Blogging the News With Robert Mackey
June 16, 2010, 12:31 PM
World Cup Marketing Stunt Leads to Arrests
By ROBERT MACKEY
Updated | 4:40 p.m. In the months leading up to the World Cup in South Africa, fans planning to attend the tournament were repeatedly warned about the dangers criminals might pose to their enjoyment of the spectacle. What officials apparently failed to anticipate was the threat to the spectacle posed by fans armed with short dresses.
On Wednesday, police in Johannesburg arrested two Dutch women for allegedly breaking the country’s laws against “ambush marketing” by attending Monday’s Netherlands-Denmark clash clad in short orange dresses distributed by a Dutch beer company, and enticing 34 other women to join them in their criminal enterprise.
South Africa’s Mail and Guardian reports:
The dresses were sold with Bavaria Beer packs in The Netherlands in the run-up to the World Cup, and FIFA says the group wore them to Monday’s Netherlands-Denmark match as a marketing stunt in defiance of its strict commercial regulations at matches. The women were detained during the match at Johannesburg’s Soccer City and taken to a FIFA office where they say they were questioned for several hours.

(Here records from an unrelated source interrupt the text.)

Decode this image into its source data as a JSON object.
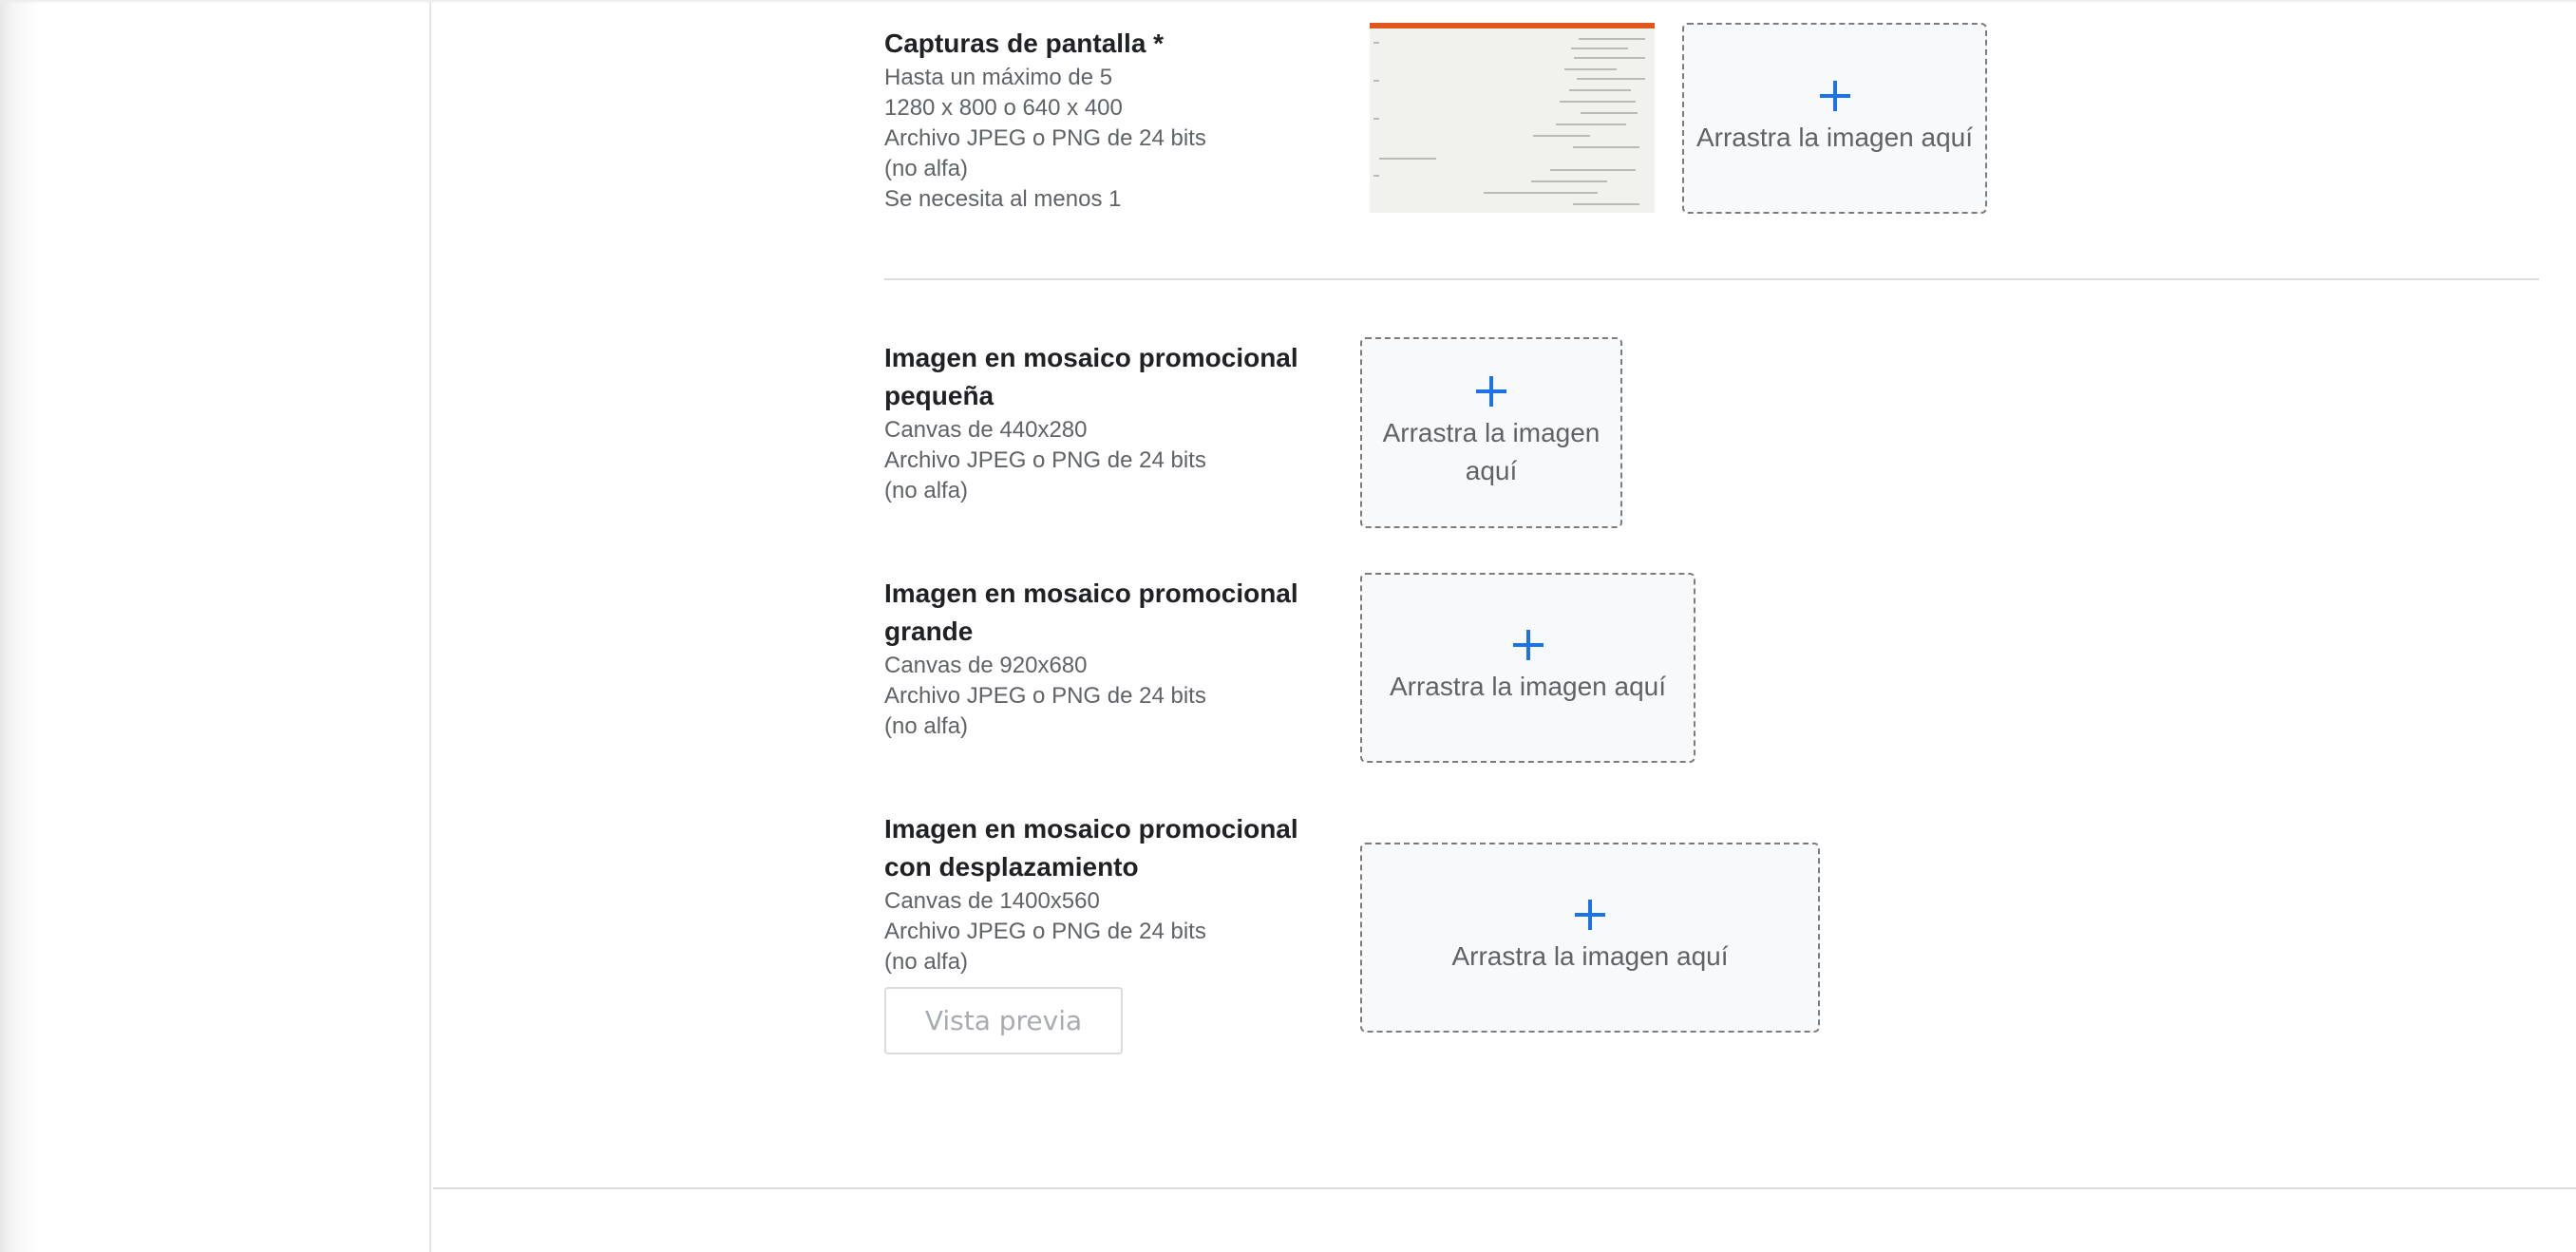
{
  "screenshots": {
    "title": "Capturas de pantalla *",
    "lines": [
      "Hasta un máximo de 5",
      "1280 x 800 o 640 x 400",
      "Archivo JPEG o PNG de 24 bits",
      "(no alfa)",
      "Se necesita al menos 1"
    ],
    "dropzone_label": "Arrastra la imagen aquí"
  },
  "small_tile": {
    "title": "Imagen en mosaico promocional pequeña",
    "lines": [
      "Canvas de 440x280",
      "Archivo JPEG o PNG de 24 bits",
      "(no alfa)"
    ],
    "dropzone_label": "Arrastra la imagen aquí"
  },
  "large_tile": {
    "title": "Imagen en mosaico promocional grande",
    "lines": [
      "Canvas de 920x680",
      "Archivo JPEG o PNG de 24 bits",
      "(no alfa)"
    ],
    "dropzone_label": "Arrastra la imagen aquí"
  },
  "marquee_tile": {
    "title": "Imagen en mosaico promocional con desplazamiento",
    "lines": [
      "Canvas de 1400x560",
      "Archivo JPEG o PNG de 24 bits",
      "(no alfa)"
    ],
    "dropzone_label": "Arrastra la imagen aquí",
    "preview_button": "Vista previa"
  },
  "icons": {
    "add": "plus-icon",
    "thumbnail": "screenshot-thumbnail"
  },
  "colors": {
    "accent": "#1a73e8",
    "thumbnail_bar": "#e0581d"
  }
}
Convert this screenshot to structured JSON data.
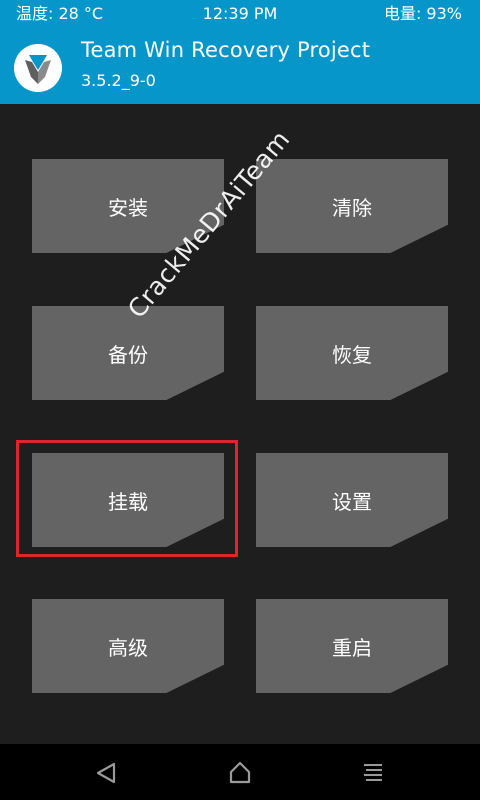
{
  "status": {
    "temperature": "温度: 28 °C",
    "time": "12:39 PM",
    "battery": "电量: 93%"
  },
  "header": {
    "title": "Team Win Recovery Project",
    "version": "3.5.2_9-0",
    "logo_icon": "twrp-logo-icon"
  },
  "buttons": {
    "install": "安装",
    "wipe": "清除",
    "backup": "备份",
    "restore": "恢复",
    "mount": "挂载",
    "settings": "设置",
    "advanced": "高级",
    "reboot": "重启"
  },
  "watermark": "CrackMeDrAiTeam",
  "navbar": {
    "back_icon": "back-triangle-icon",
    "home_icon": "home-icon",
    "menu_icon": "menu-lines-icon"
  },
  "colors": {
    "accent": "#0796c9",
    "button": "#646464",
    "background": "#1e1e1e",
    "highlight": "#e0242a"
  }
}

In a statement on the arrests of the two women, who were later released on bail, the Johannesburg police force defended the arrests, saying, “These women, who have been part of a larger group, are suspected to be involved in organized acts to conduct unlawful commercial activities during the Denmark-Netherlands match.” Officials added: “We view ambush marketing in a very serious light and we urge people not to embark on these ambush campaigns.”
The Guardian noted:
The Netherlands’ foreign minister, Maxime Verhagen, was quoted by De Telegraaf newspaper as saying the arrest was disproportionate and senseless. “If South Africa or FIFA want to go after a company for an illegal advertising campaign, they should start a legal case against the company and not against ordinary citizens who are walking around in an orange dress,” Verhagen said.
From Amsterdam, Radio Netherlands explains that for the stunt, which took place in the stands during Monday’s game, the three dozen women “allegedly dressed as Danish supporters, but soon stripped off their red and white gear to reveal orange mini-dresses marketed by the Dutch brewery Bavaria.”
According to the Dutch broadcaster, after the entire group was removed from the stands on Monday, “three Dutch women were subsequently taken for questioning for two hours. One of them, Barbara Castelein, says they were put under considerable pressure by the South African authorities, treated roughly and threatened with six-month prison sentences.”
Ms. Castelein is indeed involved in marketing back home in the Netherlands, as her Linkedin profile makes clear. She is also mentioned on the Web site of a Dutch marketing company that has started a “Support Our Babes” campaign and online petition in honor of the women who were ejected from Monday’s game. Among the other demands listed on the campaign Web site are: “No ban on beautiful women in short dresses” and “The right to the beer of our choice to drink.”
Here is a video report on the incident (spotted by a reader on The Telegraph’s Web site) which includes an interview with a woman who appears to be Ms. Castlestein and an explanation from a FIFA official on why the dresses are a problem:
The idea appears to have been to bring to life the scenario depicted in this Bavaria beer commercial, released in advance of the World Cup:
As my colleague Jeffrey Marcus reported on Tuesday, Budweiser has paid handsomely for the right to be the “official beer” of the World Cup — perhaps to make up for the fact that it was not among the winners of the 2010 World Beer Cup. Radio Netherlands notes that the guerrilla marketing campaign seems to have been viewed by the organizers as an underhanded attack on “The Great American Lager.”
The women were ejected from the stadium for wearing the so-called “Dutch Dress” being marketed by Bavaria as “the first World Cup item made specially for female supporters.” FIFA is, of course, obliged to protect the official sponsor of the World Cup. [...]
The dress has become very popular in the Netherlands and caused a minor “beer war” even before the start of the World Cup. Sylvia van der Vaart, wife of Dutch soccer star Rafael, took a prominent part in the Bavaria campaign — rather embarrassingly for rival Dutch brewer Heineken, the sponsor of the Dutch national team.